Delays in diagnosis, failures to identify infection, and treatment errors are among the most common successful claims made against the health boards. Here is a rundown of the statistics for the past three financial years:

Welsh health boards pass these types of claims to legal experts at an organisation called NHS Wales Shared Services Partnership to defend. The first £25,000 of a claim is paid by the health boards with the remainder covered by a Wales-wide fund – the Welsh Risk Pool – which was established to reimburse losses to health boards.

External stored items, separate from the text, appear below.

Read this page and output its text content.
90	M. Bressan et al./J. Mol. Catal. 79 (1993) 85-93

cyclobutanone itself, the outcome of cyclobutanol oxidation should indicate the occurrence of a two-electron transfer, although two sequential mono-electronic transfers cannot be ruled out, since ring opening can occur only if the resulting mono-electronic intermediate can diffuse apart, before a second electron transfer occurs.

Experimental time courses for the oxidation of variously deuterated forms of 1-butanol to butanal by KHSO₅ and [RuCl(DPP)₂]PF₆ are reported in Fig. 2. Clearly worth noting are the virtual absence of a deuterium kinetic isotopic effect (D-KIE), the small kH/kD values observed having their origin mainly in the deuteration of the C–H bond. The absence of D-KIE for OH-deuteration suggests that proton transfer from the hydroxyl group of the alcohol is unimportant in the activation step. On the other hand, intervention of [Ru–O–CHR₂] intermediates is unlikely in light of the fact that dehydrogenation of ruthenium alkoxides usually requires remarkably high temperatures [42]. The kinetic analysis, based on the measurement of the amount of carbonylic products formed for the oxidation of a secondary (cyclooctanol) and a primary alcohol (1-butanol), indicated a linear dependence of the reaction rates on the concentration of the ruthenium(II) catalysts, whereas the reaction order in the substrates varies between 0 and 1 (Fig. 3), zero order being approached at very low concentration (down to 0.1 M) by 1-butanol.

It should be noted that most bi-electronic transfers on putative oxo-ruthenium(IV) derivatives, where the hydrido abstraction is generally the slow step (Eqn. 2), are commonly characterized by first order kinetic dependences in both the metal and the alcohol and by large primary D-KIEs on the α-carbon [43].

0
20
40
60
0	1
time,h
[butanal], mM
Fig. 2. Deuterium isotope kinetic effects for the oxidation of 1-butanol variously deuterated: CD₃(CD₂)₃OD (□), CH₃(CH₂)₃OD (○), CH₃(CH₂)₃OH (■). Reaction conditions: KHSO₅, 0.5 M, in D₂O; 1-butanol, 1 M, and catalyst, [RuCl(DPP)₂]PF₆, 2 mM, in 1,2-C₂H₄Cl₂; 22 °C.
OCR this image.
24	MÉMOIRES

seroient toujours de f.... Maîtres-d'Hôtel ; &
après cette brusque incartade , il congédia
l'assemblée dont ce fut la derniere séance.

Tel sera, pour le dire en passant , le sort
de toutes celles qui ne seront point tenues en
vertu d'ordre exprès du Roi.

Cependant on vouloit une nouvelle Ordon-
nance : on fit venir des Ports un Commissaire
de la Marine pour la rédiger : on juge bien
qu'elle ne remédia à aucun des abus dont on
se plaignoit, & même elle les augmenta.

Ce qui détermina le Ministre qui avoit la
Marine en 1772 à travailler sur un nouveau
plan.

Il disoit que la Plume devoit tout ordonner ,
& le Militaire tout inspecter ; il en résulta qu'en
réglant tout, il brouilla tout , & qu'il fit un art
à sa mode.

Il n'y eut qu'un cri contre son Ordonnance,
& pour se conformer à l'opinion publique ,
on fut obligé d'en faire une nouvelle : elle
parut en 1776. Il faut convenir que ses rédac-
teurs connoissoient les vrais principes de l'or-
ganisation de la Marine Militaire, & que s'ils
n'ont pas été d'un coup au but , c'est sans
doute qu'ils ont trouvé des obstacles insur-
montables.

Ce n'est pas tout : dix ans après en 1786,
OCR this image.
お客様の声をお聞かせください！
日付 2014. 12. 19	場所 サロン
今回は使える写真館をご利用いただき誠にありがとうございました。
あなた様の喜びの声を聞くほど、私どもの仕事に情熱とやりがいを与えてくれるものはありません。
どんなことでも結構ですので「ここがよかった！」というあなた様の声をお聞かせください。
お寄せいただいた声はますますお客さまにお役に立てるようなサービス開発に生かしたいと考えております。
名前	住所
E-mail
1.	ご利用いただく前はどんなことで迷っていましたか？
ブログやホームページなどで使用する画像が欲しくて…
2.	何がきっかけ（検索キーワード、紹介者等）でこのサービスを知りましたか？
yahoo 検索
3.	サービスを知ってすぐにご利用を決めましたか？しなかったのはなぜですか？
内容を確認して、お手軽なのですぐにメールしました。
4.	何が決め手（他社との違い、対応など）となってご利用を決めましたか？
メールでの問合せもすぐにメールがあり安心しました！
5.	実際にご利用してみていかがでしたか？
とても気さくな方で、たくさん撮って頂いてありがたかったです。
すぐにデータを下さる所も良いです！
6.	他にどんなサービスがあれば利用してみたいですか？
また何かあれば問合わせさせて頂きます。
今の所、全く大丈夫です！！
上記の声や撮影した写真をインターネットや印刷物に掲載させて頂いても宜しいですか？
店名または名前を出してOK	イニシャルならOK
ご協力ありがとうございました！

Commenting on the figures Welsh Conservative and shadow Health Minister Russell George MS said: "This country highly respects the work of our health service but we have to confront the ever-escalating amounts of public money that is being spent on compensating those poor patients who have been wronged by clinical negligence. That £171m (over three financial years) could have been better served on nearly new 7,000 doctors and nurses – something we sorely need as Labour preside over a record-long backlog where 62,000 people wait over two years for treatment. I would like to see the health minister come forward with a plan to decrease clinical negligence in the health service, the number of claims made against it, and the amount being spent on compensation in the coming weeks."

In response a Welsh Government spokesman said: "Every year hundreds of thousands of people receive high-quality, safe healthcare in Wales. Clinical negligence pay outs represent a small proportion of the number of people who receive treatment from NHS Wales.

"Everyone working in the NHS and everyone receiving care is encouraged to report any incidents so they can be investigated openly and lessons learned. From April 1, 2023, we intend to bring into force the duty of candour in NHS Wales, the aim of which is to promote a culture of openness and transparency. The focus will be on learning and improvement so people who have unfortunately suffered harm can be reassured that learning identified will prevent such harm happening again."